Il était un œil mauvais

« Il faut parfois toute une existence pour parcourir le chemin qui mène de la peur et l’angoisse au consentement à soi-même. À l’adhésion à la vie. »

Charles Juliet, Dans la lumière des saisons

Je sens cet œil plus ou moins pesant. Il vient, il passe ou reste. Un instant, une éternité. Cet œil intérieur qui me juge. Il me dit que je ne vaux rien, que je suis un raté, que le bonheur n’est pas fait pour moi. Il me jauge, m’enchaîne, me tourmente. C’est un œil mauvais, acariâtre, pervers. Il détruit ce qu’il touche, il détruit ma vie. Depuis des dizaines d’années qu’il m’habite. Me laisse tantôt exsangue et sans sommeil. Tantôt me laisse seulement un court répit. Il n’est jamais très loin, il se réveille pour un rien, quand bon lui semble.

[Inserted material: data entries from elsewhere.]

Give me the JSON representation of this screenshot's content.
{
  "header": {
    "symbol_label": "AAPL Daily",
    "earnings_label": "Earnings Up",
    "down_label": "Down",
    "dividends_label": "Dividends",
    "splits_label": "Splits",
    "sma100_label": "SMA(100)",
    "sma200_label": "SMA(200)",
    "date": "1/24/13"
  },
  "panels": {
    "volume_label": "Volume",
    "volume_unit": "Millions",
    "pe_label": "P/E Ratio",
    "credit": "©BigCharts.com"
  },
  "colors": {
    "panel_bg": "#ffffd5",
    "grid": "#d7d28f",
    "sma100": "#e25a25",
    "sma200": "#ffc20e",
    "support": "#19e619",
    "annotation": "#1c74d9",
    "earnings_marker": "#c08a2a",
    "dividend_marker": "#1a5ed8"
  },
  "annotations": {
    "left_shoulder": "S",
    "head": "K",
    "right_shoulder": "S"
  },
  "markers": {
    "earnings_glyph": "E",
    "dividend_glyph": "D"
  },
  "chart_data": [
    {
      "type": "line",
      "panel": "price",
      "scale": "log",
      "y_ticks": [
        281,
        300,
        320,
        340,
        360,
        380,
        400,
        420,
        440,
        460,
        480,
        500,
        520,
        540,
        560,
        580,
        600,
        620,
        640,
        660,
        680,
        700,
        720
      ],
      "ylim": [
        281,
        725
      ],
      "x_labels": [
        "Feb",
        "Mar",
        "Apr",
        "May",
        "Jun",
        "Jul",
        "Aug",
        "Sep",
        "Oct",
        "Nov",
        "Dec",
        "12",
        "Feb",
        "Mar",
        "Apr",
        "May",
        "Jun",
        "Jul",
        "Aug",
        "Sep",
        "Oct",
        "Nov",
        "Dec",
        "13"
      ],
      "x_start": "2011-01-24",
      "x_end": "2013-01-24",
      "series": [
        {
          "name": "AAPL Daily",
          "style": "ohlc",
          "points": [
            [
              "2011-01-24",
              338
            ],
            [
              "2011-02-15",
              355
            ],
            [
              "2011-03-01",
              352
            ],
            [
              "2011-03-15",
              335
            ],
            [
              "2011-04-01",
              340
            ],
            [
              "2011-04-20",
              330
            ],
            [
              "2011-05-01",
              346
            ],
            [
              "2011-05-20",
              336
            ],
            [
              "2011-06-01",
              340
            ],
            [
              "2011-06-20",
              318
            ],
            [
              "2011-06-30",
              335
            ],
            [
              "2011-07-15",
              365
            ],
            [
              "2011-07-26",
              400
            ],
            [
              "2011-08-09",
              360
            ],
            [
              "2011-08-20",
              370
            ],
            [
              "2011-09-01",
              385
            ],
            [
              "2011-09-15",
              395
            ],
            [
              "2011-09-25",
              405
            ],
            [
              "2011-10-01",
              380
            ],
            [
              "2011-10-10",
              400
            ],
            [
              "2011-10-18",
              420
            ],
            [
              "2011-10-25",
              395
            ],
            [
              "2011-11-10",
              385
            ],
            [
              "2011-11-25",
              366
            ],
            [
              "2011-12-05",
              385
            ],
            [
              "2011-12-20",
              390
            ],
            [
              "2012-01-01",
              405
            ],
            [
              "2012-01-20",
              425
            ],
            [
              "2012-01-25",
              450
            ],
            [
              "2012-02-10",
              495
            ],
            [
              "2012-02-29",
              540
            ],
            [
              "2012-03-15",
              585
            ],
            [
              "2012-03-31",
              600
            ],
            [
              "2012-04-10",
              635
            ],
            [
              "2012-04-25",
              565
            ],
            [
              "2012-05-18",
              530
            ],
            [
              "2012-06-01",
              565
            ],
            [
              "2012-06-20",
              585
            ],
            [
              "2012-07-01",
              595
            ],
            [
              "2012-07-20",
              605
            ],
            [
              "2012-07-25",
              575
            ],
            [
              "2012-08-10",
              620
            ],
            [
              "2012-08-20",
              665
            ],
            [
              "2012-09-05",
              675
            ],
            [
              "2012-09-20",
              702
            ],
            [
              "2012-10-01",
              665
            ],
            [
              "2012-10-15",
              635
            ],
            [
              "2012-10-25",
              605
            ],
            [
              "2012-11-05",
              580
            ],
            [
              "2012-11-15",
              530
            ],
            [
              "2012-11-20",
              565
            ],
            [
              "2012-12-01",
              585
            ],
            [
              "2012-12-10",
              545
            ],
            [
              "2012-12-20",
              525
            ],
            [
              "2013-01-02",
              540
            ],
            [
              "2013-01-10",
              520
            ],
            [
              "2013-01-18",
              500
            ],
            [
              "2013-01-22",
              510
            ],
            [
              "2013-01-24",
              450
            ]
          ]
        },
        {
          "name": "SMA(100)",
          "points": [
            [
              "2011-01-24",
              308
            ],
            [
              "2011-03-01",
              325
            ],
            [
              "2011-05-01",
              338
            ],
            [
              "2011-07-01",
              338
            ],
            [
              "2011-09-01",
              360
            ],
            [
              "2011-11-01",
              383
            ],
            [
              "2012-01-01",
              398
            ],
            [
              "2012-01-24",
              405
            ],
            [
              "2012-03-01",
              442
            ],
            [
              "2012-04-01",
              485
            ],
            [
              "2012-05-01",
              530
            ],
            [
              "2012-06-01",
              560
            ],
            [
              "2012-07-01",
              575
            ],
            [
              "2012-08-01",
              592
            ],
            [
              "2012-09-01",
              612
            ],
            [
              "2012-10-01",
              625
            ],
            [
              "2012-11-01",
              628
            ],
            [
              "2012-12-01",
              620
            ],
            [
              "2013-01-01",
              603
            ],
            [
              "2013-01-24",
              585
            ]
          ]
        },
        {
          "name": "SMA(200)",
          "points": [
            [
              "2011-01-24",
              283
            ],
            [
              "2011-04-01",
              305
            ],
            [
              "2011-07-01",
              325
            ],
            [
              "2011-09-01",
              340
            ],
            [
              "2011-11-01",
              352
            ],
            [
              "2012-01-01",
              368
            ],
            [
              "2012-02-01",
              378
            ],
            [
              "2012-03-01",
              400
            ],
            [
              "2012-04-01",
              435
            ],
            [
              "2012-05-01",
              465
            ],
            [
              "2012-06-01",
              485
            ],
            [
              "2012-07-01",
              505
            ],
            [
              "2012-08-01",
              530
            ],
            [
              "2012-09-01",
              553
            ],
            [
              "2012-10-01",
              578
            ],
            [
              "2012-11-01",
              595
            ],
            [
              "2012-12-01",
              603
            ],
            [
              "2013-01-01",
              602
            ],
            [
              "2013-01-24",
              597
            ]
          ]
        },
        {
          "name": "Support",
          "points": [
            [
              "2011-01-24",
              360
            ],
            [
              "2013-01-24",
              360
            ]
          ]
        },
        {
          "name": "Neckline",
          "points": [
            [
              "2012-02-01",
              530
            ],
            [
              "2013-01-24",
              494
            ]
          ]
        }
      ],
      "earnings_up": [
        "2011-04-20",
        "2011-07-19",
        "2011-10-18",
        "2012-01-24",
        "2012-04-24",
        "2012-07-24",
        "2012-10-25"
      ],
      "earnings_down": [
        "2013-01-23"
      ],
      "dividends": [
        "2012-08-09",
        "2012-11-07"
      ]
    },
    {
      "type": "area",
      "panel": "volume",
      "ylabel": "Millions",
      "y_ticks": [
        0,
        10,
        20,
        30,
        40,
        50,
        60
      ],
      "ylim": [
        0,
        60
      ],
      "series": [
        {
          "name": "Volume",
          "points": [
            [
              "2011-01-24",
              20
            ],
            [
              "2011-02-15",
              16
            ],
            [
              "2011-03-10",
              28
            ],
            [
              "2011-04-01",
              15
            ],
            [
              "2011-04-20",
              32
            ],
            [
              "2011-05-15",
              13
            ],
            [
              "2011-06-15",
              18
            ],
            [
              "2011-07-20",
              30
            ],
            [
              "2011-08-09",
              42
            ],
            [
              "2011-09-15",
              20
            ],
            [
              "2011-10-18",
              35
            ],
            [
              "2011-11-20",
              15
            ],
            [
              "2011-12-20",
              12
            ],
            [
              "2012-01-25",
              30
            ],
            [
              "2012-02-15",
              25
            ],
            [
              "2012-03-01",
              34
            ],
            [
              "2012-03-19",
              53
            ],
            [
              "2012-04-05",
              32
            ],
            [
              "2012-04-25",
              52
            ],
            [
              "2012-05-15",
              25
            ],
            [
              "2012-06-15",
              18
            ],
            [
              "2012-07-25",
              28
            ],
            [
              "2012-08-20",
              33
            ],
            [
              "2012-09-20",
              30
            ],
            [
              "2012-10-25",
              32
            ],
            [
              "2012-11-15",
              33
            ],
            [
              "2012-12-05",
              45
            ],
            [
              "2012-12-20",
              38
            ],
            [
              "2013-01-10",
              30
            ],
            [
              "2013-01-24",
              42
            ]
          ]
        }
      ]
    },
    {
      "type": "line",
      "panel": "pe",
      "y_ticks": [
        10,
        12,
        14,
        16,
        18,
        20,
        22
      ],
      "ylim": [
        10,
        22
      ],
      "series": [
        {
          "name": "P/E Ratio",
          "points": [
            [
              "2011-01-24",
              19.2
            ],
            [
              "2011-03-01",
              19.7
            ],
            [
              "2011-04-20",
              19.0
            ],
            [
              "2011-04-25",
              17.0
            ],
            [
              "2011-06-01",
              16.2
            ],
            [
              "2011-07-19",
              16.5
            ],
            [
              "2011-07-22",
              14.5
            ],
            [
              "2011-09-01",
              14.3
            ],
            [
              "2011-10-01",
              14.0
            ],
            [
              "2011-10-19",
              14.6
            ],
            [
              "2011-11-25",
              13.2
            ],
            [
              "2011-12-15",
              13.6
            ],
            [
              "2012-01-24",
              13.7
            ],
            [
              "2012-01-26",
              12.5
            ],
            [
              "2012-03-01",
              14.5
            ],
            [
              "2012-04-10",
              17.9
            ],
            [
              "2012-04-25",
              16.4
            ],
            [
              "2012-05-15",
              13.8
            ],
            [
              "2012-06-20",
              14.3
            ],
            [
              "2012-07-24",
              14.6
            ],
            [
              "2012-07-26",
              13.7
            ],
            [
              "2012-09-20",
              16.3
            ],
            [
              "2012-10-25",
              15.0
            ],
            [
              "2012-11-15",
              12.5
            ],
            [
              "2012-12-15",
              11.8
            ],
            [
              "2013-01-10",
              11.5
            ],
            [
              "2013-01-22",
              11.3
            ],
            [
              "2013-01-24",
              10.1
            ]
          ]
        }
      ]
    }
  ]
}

Mais qui est-il et que fait-il là ? Puis-je lui échapper ou le faire taire ? Je sens bien qu’il empoisonne mon quotidien, chacune de mes relations. J’en ai enfin pris conscience, je vois clair dans son jeu. Cet œil, c’est l’œil maltraitant de mes parents. Les injonctions accumulées jour après jour, nuit après nuit. Je vois sa toile, elle ne m’appartient pas. Il veut me soumettre à sa loi, il refuse que je sois heureux. Il me veut reclus en moi, recroquevillé au fond d’un trou. Il veut me faire peur, me faire croire que je suis fait pour le malheur. Que telle est ma vie. Hier, aujourd’hui et demain.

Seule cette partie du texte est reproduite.